Event Log Monitoring

Hi All,

Thought I would ask here before looking on the internet,

Is there any specific event log IDs that are considered best practice to be looking for?

At the moment my monitoring policy contains just critical events but was wondering what everyone else was monitoring on this front?

Thanks,

Critical events:





Event - Level Critical Error Equal

Security:






























Event - ID 642 Equal
Event - ID 4738 Equal
Event - ID 624 Equal
Event - ID 4720 Equal
Event - ID 644 Equal
Event - ID 4740 Equal

642 or 4738 - psw reset, 624 or 4720 - new user account, 644 or 4740 - multiply wrong psw enter

Perfomance:















CPU Usage More than 75% for 60 min
RAM Usage More than 90% for 60 min
Network Usage More than 5% for 50 min

Network 5% because most customers have slow inet-channels, but monitoring counting local network speed.

HDD:




















Free Space Left on System Drive Less than 7%
Event - ID 51 Equal
Event - ID 50 Equal
Event - ID 55 Equal

Event 51 sometimes mean HDD bad sectors.

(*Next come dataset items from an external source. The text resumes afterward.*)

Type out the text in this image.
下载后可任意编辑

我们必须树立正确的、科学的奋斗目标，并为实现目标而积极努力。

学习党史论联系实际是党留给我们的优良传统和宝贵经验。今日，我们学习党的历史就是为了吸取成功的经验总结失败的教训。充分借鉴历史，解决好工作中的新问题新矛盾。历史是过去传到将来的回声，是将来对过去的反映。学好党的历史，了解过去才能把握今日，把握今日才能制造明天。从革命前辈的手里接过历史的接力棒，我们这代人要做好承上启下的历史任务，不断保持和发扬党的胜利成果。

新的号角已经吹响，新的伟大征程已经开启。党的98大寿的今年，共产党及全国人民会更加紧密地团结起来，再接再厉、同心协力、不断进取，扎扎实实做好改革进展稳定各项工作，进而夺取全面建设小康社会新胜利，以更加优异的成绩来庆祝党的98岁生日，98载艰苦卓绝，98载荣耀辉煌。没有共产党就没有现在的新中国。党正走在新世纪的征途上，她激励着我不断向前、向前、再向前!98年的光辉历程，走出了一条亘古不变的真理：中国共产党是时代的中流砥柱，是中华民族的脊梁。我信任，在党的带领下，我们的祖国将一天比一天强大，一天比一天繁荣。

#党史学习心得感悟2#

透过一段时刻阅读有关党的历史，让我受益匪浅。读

Need HDD surface scan.

“Looking forward” :slight_smile: and waiting SMART monitoring.

Thanks @Sergey that is a fantastic list :smiley:

How about yours? :slight_smile:

My list is pretty basic, main reason I asked the question

Space less than 5% on System Drive
And Critical Error events

I am every day get critical errors… And what should I do with them all? :slight_smile:

I am starting to think about free disk space monitoring and waiting for SMART sensors.

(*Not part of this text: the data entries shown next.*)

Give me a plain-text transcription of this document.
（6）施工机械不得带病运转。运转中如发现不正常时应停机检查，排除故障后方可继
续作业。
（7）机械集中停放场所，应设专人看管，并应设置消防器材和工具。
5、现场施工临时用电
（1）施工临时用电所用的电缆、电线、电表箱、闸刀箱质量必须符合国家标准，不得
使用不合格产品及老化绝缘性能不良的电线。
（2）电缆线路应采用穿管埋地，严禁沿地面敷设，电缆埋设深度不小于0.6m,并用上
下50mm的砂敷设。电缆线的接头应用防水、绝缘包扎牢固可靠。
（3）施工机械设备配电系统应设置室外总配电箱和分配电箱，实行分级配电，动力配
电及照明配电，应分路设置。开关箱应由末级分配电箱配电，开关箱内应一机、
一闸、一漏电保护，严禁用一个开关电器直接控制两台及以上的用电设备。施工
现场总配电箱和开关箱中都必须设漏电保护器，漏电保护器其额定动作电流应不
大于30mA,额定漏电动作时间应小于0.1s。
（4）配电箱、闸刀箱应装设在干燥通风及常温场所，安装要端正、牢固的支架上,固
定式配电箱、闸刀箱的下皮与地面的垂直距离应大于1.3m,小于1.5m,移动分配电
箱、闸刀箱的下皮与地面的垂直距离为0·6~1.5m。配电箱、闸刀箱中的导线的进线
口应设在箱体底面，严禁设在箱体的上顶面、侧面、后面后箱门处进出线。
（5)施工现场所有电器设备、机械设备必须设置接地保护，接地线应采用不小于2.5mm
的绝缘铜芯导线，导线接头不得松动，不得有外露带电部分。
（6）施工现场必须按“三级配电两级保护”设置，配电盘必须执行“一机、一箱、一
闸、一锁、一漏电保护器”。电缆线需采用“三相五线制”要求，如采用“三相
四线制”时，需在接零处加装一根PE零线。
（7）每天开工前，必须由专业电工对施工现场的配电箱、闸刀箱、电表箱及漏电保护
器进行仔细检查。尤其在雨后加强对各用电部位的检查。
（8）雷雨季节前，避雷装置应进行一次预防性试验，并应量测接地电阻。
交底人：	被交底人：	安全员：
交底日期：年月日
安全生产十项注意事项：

I have a number of devices reporting a false positive for the critical events because when I check the computers there aren’t any in the logs, I have an open support job but am moving so one of the computers with the issue that I normally have access is not really accessible at the moment, but yes the smart sensor would be really good to have, I have been looking at using a third party tool and a script for checking smart status

Look SIV tool. It can gather ALL info about PC and can produce formated text log file. Early I used it with Zabbix

thanks I have found the website, I might have a look at it.
I have also started to go through some Event ID websites to look for codes that are worth monitoring, seems there isn’t an easy to find best practices to look for that I could find

DIsk error is mostly non usable. When Disk error occurs - that in 3-5% really mean disk surface error. I dont understand what Windows mean when register this error.

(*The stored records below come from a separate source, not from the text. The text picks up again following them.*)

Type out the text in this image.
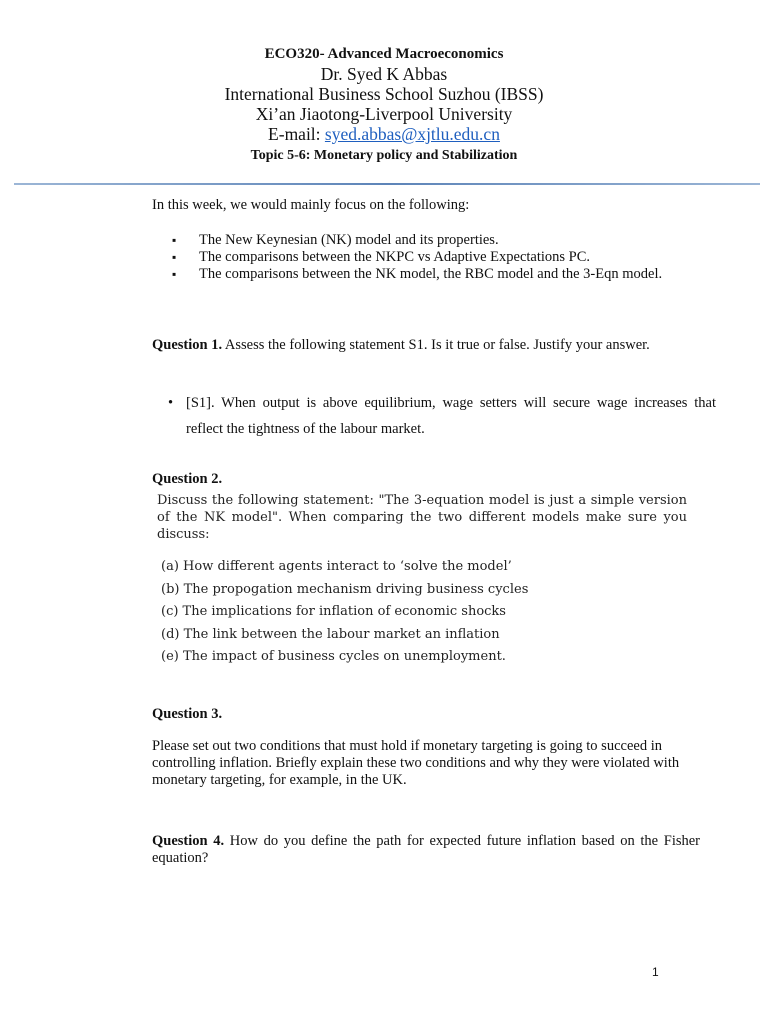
ECO320- Advanced Macroeconomics
Dr. Syed K Abbas
International Business School Suzhou (IBSS)
Xi’an Jiaotong-Liverpool University
E-mail: syed.abbas@xjtlu.edu.cn
Topic 5-6: Monetary policy and Stabilization
In this week, we would mainly focus on the following:
▪ The New Keynesian (NK) model and its properties.
▪ The comparisons between the NKPC vs Adaptive Expectations PC.
▪ The comparisons between the NK model, the RBC model and the 3-Eqn model.
Question 1. Assess the following statement S1. Is it true or false. Justify your answer.
• [S1]. When output is above equilibrium, wage setters will secure wage increases that reflect the tightness of the labour market.
Question 2.
Discuss the following statement: "The 3-equation model is just a simple version of the NK model". When comparing the two different models make sure you discuss:
(a) How different agents interact to ‘solve the model’
(b) The propogation mechanism driving business cycles
(c) The implications for inflation of economic shocks
(d) The link between the labour market an inflation
(e) The impact of business cycles on unemployment.
Question 3.
Please set out two conditions that must hold if monetary targeting is going to succeed in controlling inflation. Briefly explain these two conditions and why they were violated with monetary targeting, for example, in the UK.
Question 4. How do you define the path for expected future inflation based on the Fisher equation?
1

WAITING FULL FUNCTIONAL HDD SMART MONITORING FOR ITSM MODULE

Hi @Sergey

I’m also waiting for this but in the meantime with the new custom python script monitoring option I’m using this SMART script that runs every 5 min check to see if this helps you

import os
command = “wmic diskdrive get Caption, Status”
out=os.popen(command).read()
if “Pred Fail” in (out):
alert(1)
print (out)
else:
alert(0)
print (out)

Hello @Sergey ,

You can also use the script below to: Get SMART status of disk drive and Raise Error if Status is not OK

import os
command = “wmic diskdrive get Status”
out=os.popen(command).readlines()
count=0

for j in out:
print j

if out[1]!='OK
':
raise Exception(‘Disk SMART status changed from “OK”’)

Please tell us if this answers your question or if you need further assistance.

You can also refer to this link: ITarian Forum - ITarian Forum

20170309-Get-SMART–status-of-disk-drive-and-Raise-error-if-status-not-OK.json (602 Bytes)

@Marveltec Thank you for sharing your new custom python script monitoring option. We appreciate your help.

Hi @Cristina

just checking that script as it is will it work with the new custom monitoring script. I mean no need to add alert(1) or anything else?

Hello @Marveltec ,

You still need to add an alert if you want to be notified, the result for this script will be viewed on Logs if there’s no alert set to it.